Children are especially vulnerable during war time Keystone

A medical aid group has alleged that Syrian troops are confiscating foreign aid for the treatment of government loyalists. In other cases, it is either resold or destroyed, according to the Union of Syrian Medical Relief Organizations (UOSSM), whose spokesman is based in Geneva.

“When the regime attacks one of our medical facilities, whether it’s a hospital or something else, they load up everything they can carry, and they burn the rest,” Tawfik Chamaa, a Geneva-based doctor and UOSSM spokesman said at a media conference in Geneva on Wednesday.

He pointed out that millions of lives were at risk: “They take as much as they can, and that just depends on how many soldiers they have, but most of the time they resell it on the black market.”

The International Committee of the Red Cross (ICRC) and the UN World Food Programme (WFP) have told Reuters that two of Chamaa’s claims about other foreign aid being diverted were unsubstantiated. Yet the ICRC says it is taking the allegations “very seriously” and following them up with the Syrian authorities.

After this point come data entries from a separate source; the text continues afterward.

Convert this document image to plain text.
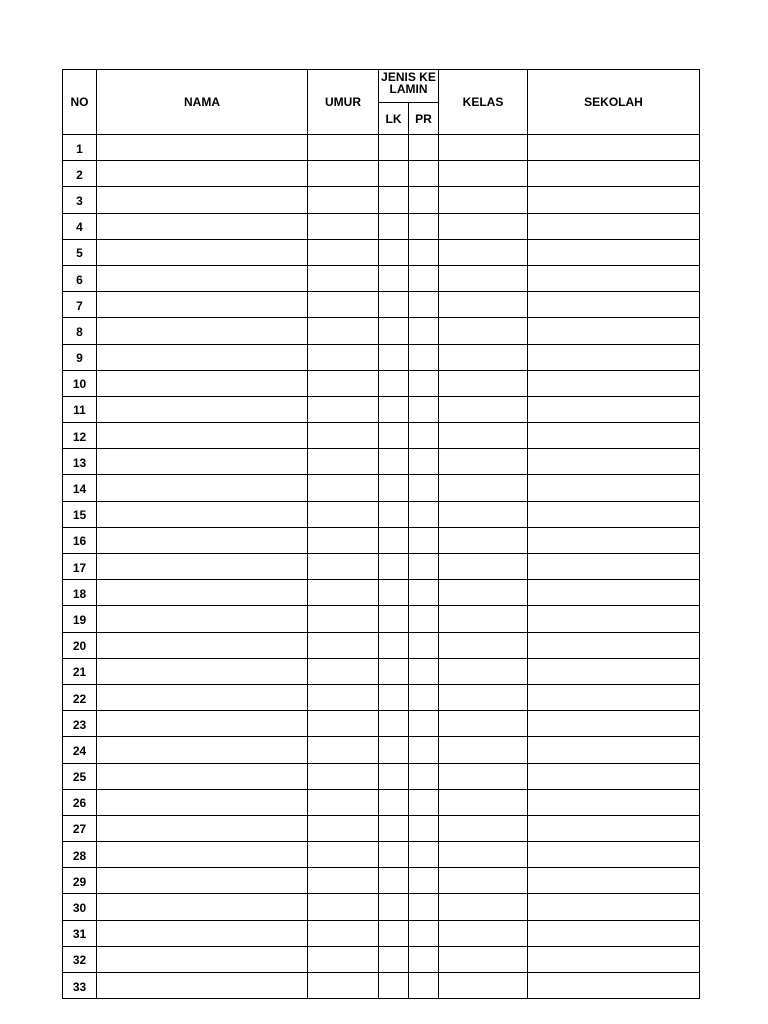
NO	NAMA	UMUR	JENIS KELAMIN		KELAS	SEKOLAH
			LK	PR		
1						
2						
3						
4						
5						
6						
7						
8						
9						
10						
11						
12						
13						
14						
15						
16						
17						
18						
19						
20						
21						
22						
23						
24						
25						
26						
27						
28						
29						
30						
31						
32						
33						
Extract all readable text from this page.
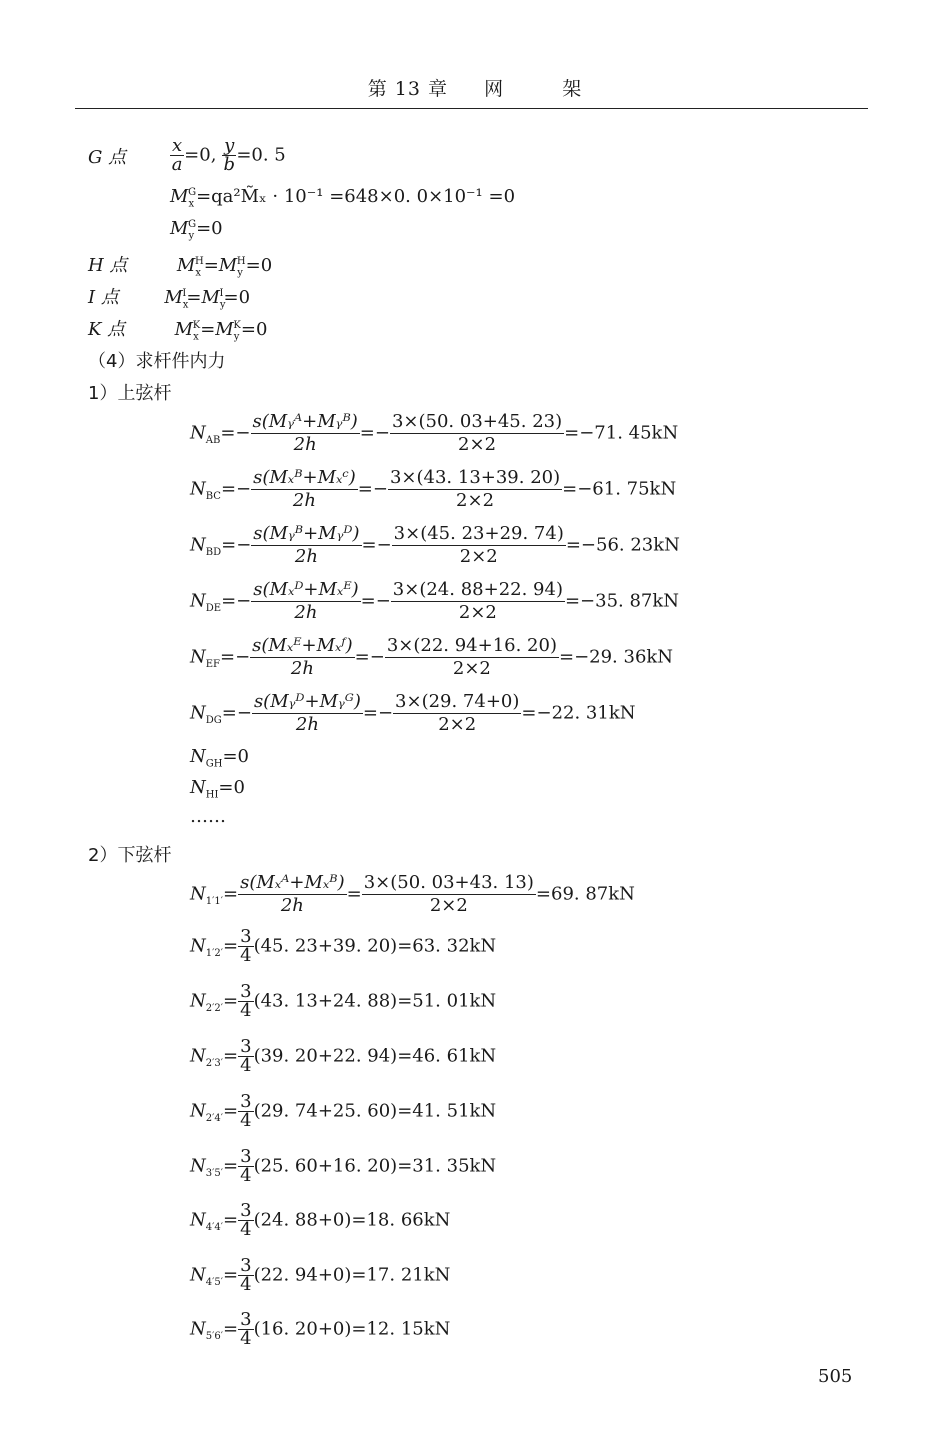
第 13 章 网	架
G 点 $\frac{x}{a} =0$, $\frac{y}{b} =0$. 5
$M_x^G=qa^2M̃_x \cdot 10^{-1} =648\times 0$. 0×10⁻¹ =0
$M_y^G=0$
H 点	$M_x^H=M_y^H=0$
I 点	$M_x^I=M_y^I=0$
K 点	$M_x^K=M_y^K=0$
（4）求杆件内力
1）上弦杆
$N_{AB}=- \frac{\text{s(Mᵧᴬ+Mᵧᴮ)}}{2h} =- \frac{3\times(50. 03+45. 23)}{2\times 2} =-71$. 45kN
$N_{BC}=- \frac{\text{s(Mₓᴮ+Mₓᶜ)}}{2h} =- \frac{3\times(43. 13+39. 20)}{2\times 2} =-61$. 75kN
$N_{BD}=- \frac{\text{s(Mᵧᴮ+Mᵧᴰ)}}{2h} =- \frac{3\times(45. 23+29. 74)}{2\times 2} =-56$. 23kN
$N_{DE}=- \frac{\text{s(Mₓᴰ+Mₓᴱ)}}{2h} =- \frac{3\times(24. 88+22. 94)}{2\times 2} =-35$. 87kN
$N_{EF}=- \frac{\text{s(Mₓᴱ+Mₓᶠ)}}{2h} =- \frac{3\times(22. 94+16. 20)}{2\times 2} =-29$. 36kN
$N_{DG}=- \frac{\text{s(Mᵧᴰ+Mᵧᴳ)}}{2h} =- \frac{3\times(29. 74+0)}{2\times 2} =-22$. 31kN
$N_{GH}=0$
$N_{HI}=0$
……
2）下弦杆
$N_{1'1'}= \frac{\text{s(Mₓᴬ+Mₓᴮ)}}{2h} = \frac{3\times(50. 03+43. 13)}{2\times 2} =69$. 87kN
$N_{1'2'}= \frac{3}{4} (45$. 23+39. 20)=63. 32kN
$N_{2'2'}= \frac{3}{4} (43$. 13+24. 88)=51. 01kN
$N_{2'3'}= \frac{3}{4} (39$. 20+22. 94)=46. 61kN
$N_{2'4'}= \frac{3}{4} (29$. 74+25. 60)=41. 51kN
$N_{3'5'}= \frac{3}{4} (25$. 60+16. 20)=31. 35kN
$N_{4'4'}= \frac{3}{4} (24$. 88+0)=18. 66kN
$N_{4'5'}= \frac{3}{4} (22$. 94+0)=17. 21kN
$N_{5'6'}= \frac{3}{4} (16$. 20+0)=12. 15kN
505
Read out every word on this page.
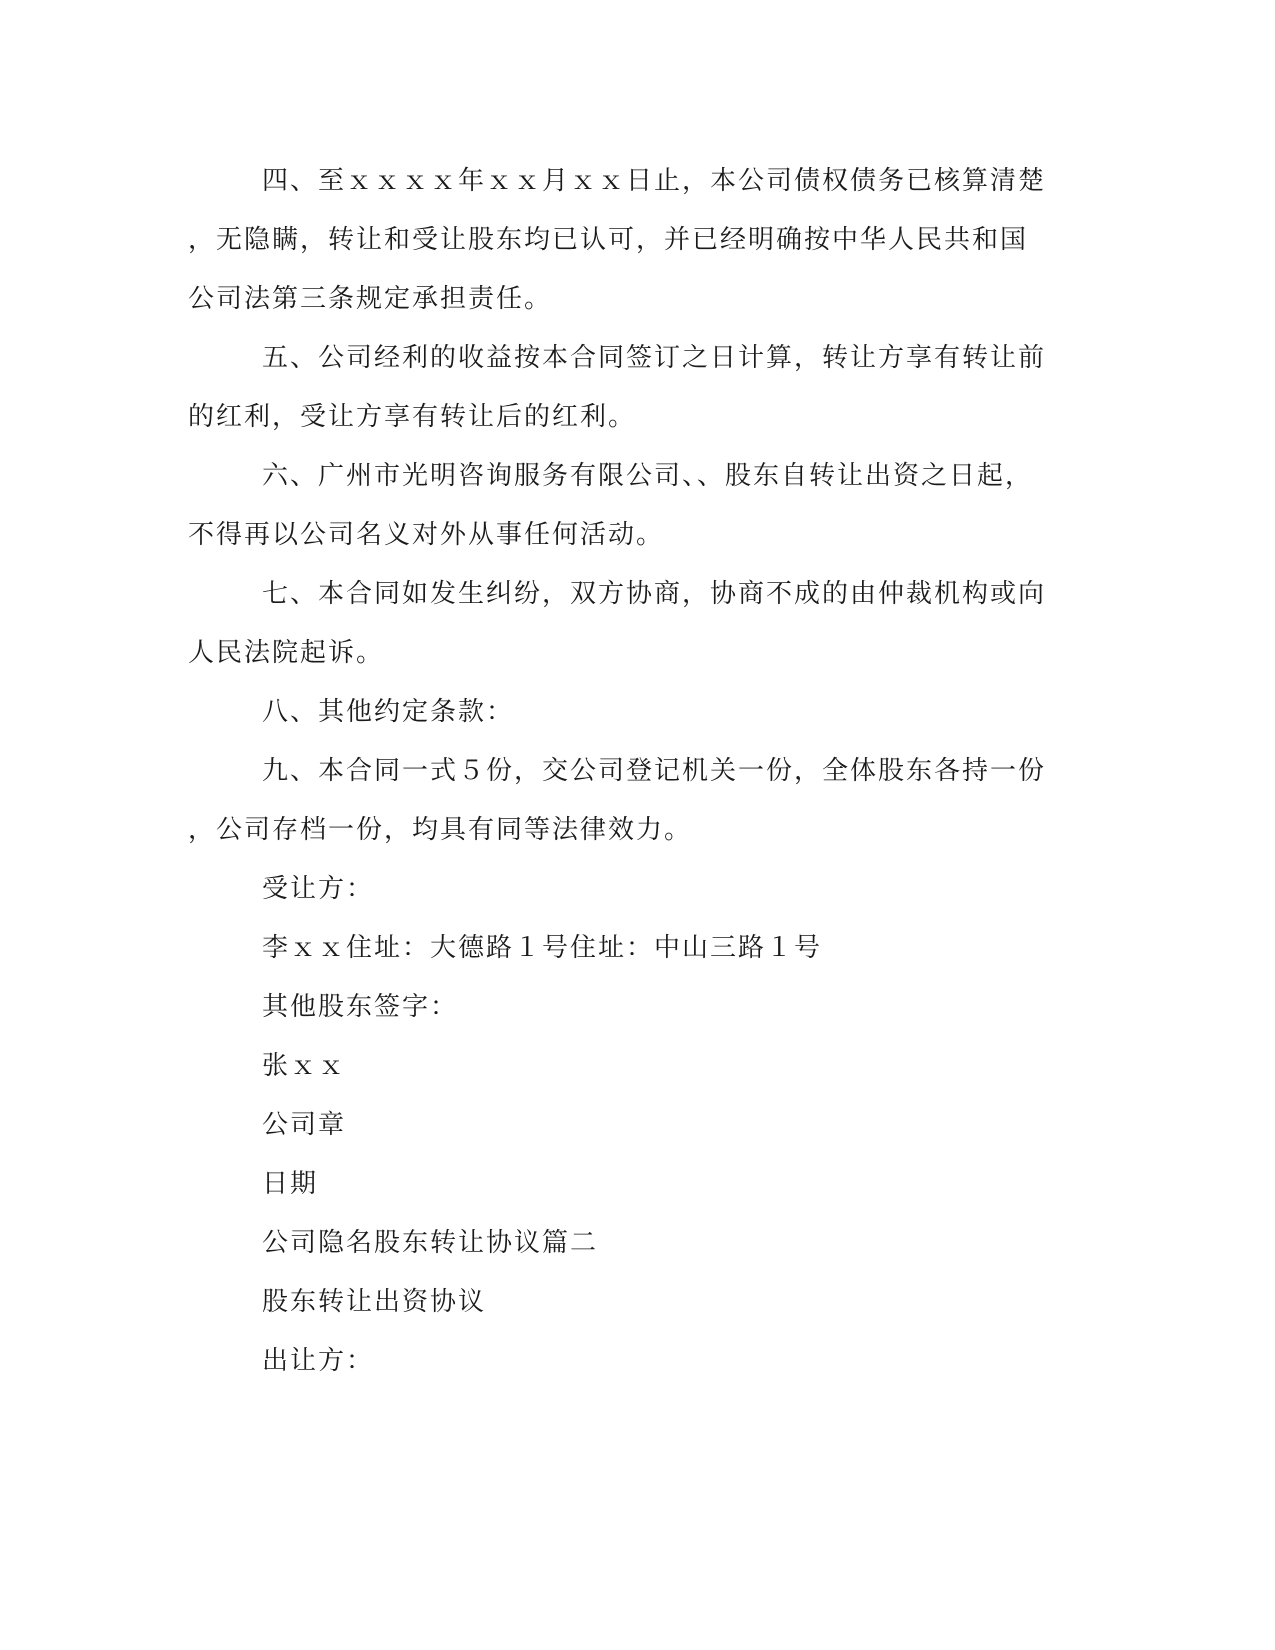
四、至ｘｘｘｘ年ｘｘ月ｘｘ日止，本公司债权债务已核算清楚
，无隐瞒，转让和受让股东均已认可，并已经明确按中华人民共和国
公司法第三条规定承担责任。
五、公司经利的收益按本合同签订之日计算，转让方享有转让前
的红利，受让方享有转让后的红利。
六、广州市光明咨询服务有限公司、、股东自转让出资之日起，
不得再以公司名义对外从事任何活动。
七、本合同如发生纠纷，双方协商，协商不成的由仲裁机构或向
人民法院起诉。
八、其他约定条款：
九、本合同一式５份，交公司登记机关一份，全体股东各持一份
，公司存档一份，均具有同等法律效力。
受让方：
李ｘｘ住址：大德路１号住址：中山三路１号
其他股东签字：
张ｘｘ
公司章
日期
公司隐名股东转让协议篇二
股东转让出资协议
出让方：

Because public hospitals only treat supporters of Syrian President Bashar al-Assad, the UOSSM has established 30 field hospitals, Chamaa said. Established in Paris in January, the UOSSM is comprised of some 15 volunteer relief groups and hundreds of doctors of Syrian origin.

“So we are setting up these first-aid points, these secret hospitals, at our own risk, to meet the needs of the rest – the civilians who have been shelled, women and children, people who can’t get to public hospitals for whatever reason, knowing that a wounded person who goes into a public hospital risks being arrested or executed, because they’ll be seen as the enemy.”

“Dying in silence”

Pregnancy, chronic illnesses, hunger and cold are also threats to civilians in Syria.

“We have people dying in their homes from all these conditions, through a lack of health care, simply because they can’t get out and get help, even if they can afford it. And this is not included in the statistics that you hear on a daily basis, of 150-200 dead. They are dying in silence,” Chamaa said.

According to Chamaa, Syrian authorities and soldiers benefited from supply sets sent to the Syrian Arab Red Crescent (SARC) centre in Damascus.

“Whenever such facts are clearly established, which does not appear to be the case now, we treat them very seriously and address (them) directly with the management of SARC and Syrian authorities,” Anastasia Isyuk, an ICRC spokeswoman in Geneva, told Reuters in response.